I think that this is because they are not only exhausted by it all but see something inevitable and awful ahead. And something shameful, too. Shame, for them, is the worse offence. Which is perhaps why the prime minister brought the absurd piece of paper back, why she is defending it on the airwaves and up and down the land. She wants her enemies to be ashamed before she leaves. Maybe for us all to be ashamed.
But it was her party, under her predecessor, David Cameron, who approved the Tory manifesto of 2015 which stated on page 30: ‘We will negotiate new rules with the EU… We will then put these changes to the British people in a straight in-out referendum on our membership of the European Union by the end of 2017.’
Nothing in this implies difficulty. Any citizen would be right to assume that the Conservatives knew what they were talking about. Every MP has a duty of care, the obligation to do no harm to their constituents or the nation.
The Conservatives won and had to deliver. As the government’s leaflet supporting the manifesto promise put it: ‘The referendum on Thursday, 23rd June is your chance to decide if we should remain in or leave the European Union. The government believes it is in the best interests of the UK to remain in the EU. This is the way to protect jobs, provide security, and strengthen the UK’s economy for every family in this country – a clear path into the future, in contrast to the uncertainty of leaving. This is your decision. The government will implement what you decide.’
But the legal fact turned out to be that the government could not ‘implement what you decide’ because to do so involved Acts of Parliament, which only parliament itself could repeal. This is where the Dunning-Kruger effect enters the frame
This phenomenon, which often affects people in upper management was named by American social psychologists David Dunning of the University of Michigan and Justin Kruger of New York University in 1999. It describes the human propensity for self-delusion.
We humans, the psychologists believe, often overestimate our abilities.
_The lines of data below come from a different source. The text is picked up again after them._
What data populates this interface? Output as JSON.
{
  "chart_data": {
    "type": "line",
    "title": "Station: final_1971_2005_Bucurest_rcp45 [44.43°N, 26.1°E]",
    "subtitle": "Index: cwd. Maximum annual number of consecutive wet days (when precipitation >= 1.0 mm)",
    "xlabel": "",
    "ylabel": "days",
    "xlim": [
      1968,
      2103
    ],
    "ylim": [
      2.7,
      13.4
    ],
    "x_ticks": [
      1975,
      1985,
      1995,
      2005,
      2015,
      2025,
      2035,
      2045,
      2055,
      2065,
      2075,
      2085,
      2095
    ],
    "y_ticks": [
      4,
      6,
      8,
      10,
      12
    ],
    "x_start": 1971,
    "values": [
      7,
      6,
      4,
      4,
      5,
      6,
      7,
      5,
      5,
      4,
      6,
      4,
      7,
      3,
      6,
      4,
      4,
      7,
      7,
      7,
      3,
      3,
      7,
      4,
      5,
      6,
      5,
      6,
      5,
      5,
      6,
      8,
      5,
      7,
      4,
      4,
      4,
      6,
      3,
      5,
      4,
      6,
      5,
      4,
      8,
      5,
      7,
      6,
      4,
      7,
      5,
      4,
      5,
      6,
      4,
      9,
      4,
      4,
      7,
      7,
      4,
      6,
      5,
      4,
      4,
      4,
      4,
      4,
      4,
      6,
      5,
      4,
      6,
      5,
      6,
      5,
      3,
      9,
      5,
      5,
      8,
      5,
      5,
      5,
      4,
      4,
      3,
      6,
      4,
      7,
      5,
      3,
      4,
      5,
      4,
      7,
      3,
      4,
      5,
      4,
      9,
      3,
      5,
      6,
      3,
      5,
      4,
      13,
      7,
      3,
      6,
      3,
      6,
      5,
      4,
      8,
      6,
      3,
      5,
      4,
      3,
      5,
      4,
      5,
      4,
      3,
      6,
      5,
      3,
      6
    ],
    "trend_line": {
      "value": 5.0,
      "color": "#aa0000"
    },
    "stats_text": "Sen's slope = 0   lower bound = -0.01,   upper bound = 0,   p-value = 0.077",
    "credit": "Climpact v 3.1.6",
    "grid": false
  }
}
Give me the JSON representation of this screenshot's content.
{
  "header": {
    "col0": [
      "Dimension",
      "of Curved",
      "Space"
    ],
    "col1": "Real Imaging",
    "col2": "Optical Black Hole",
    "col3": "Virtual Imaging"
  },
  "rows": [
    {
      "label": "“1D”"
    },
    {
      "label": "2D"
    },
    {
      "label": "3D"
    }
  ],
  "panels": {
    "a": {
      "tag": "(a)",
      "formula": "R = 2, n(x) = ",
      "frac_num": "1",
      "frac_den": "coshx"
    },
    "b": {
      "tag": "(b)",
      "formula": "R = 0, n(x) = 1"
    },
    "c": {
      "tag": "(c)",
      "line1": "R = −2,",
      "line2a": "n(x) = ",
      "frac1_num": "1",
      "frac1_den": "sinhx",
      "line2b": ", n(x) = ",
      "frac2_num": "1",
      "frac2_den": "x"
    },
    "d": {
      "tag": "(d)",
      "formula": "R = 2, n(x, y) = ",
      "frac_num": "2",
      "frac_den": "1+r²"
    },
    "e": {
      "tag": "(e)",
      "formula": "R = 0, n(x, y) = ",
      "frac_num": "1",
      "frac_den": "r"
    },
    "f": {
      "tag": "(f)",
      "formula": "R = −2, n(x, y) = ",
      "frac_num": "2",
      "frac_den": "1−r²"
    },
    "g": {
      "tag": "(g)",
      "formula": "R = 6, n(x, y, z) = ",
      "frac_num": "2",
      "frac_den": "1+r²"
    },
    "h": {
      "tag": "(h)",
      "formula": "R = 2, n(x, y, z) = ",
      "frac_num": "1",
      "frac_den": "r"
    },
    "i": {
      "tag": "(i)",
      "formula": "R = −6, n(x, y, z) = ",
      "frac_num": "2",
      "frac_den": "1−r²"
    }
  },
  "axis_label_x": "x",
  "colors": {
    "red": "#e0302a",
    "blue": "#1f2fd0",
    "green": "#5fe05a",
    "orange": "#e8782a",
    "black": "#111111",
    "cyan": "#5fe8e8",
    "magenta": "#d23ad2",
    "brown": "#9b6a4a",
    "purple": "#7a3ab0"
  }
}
They state that this often results in ‘illusory superiority’ that makes ‘incompetent people think they’re amazing’.
This often creates incompetence at the top. This is how Dunning-Kruger affects us all. Because when people rate themselves higher than they are, they tend to be promoted up the food chain. If they are over-publicised, these examples of Dunning-Kruger can foster illusions of expertise, of power; of even the inevitable.
Since we all, as Dunning and Kruger believe, lack the skills at knowing how incompetent we actually are, we tend to be attracted to those who display an arrogant self-importance. This is human. Those who are competent, who know what they are doing and talking about, tend to play this ability down. That leaves us, according to the American psychologists, with a lack of understanding of what competence is. This leads us to attach expletives like ‘elites’ and ‘experts’ to people with experience and knowledge. Again, this is human.
But Dunning-Kruger implies that we may be in the midst of an epidemic of incompetence.
The journalist Max Hastings recently described the leading Brexiters as ‘failures in office, adventurers, oddballs, or all three’. Picture the scene recently of backbencher Jacob Rees-Mogg holding a press throng at bay as he pontificated on the coming demise of the prime minister. He stood like a kind of male Cassandra, warning all in his stentorian tones that this would shortly happen. The nation waited.
Consider Liam Fox, the trade secretary, assuring one and all that Brexit would mean trade deals aplenty. As of this writing, none have appeared; Boris Johnson, who it could arguably be said helped invent the picture of ‘Bendy Banana Brussels’ while a journalist, has promised all manner of things. That we no longer wait for his threats and promises to materialise is an indication of the malaise this absurd adventure may be creating.
The Withdrawal Agreement becomes the symbol of where we are: adrift; rudderless. It is time to ask the people. Check in. As a matter of urgency.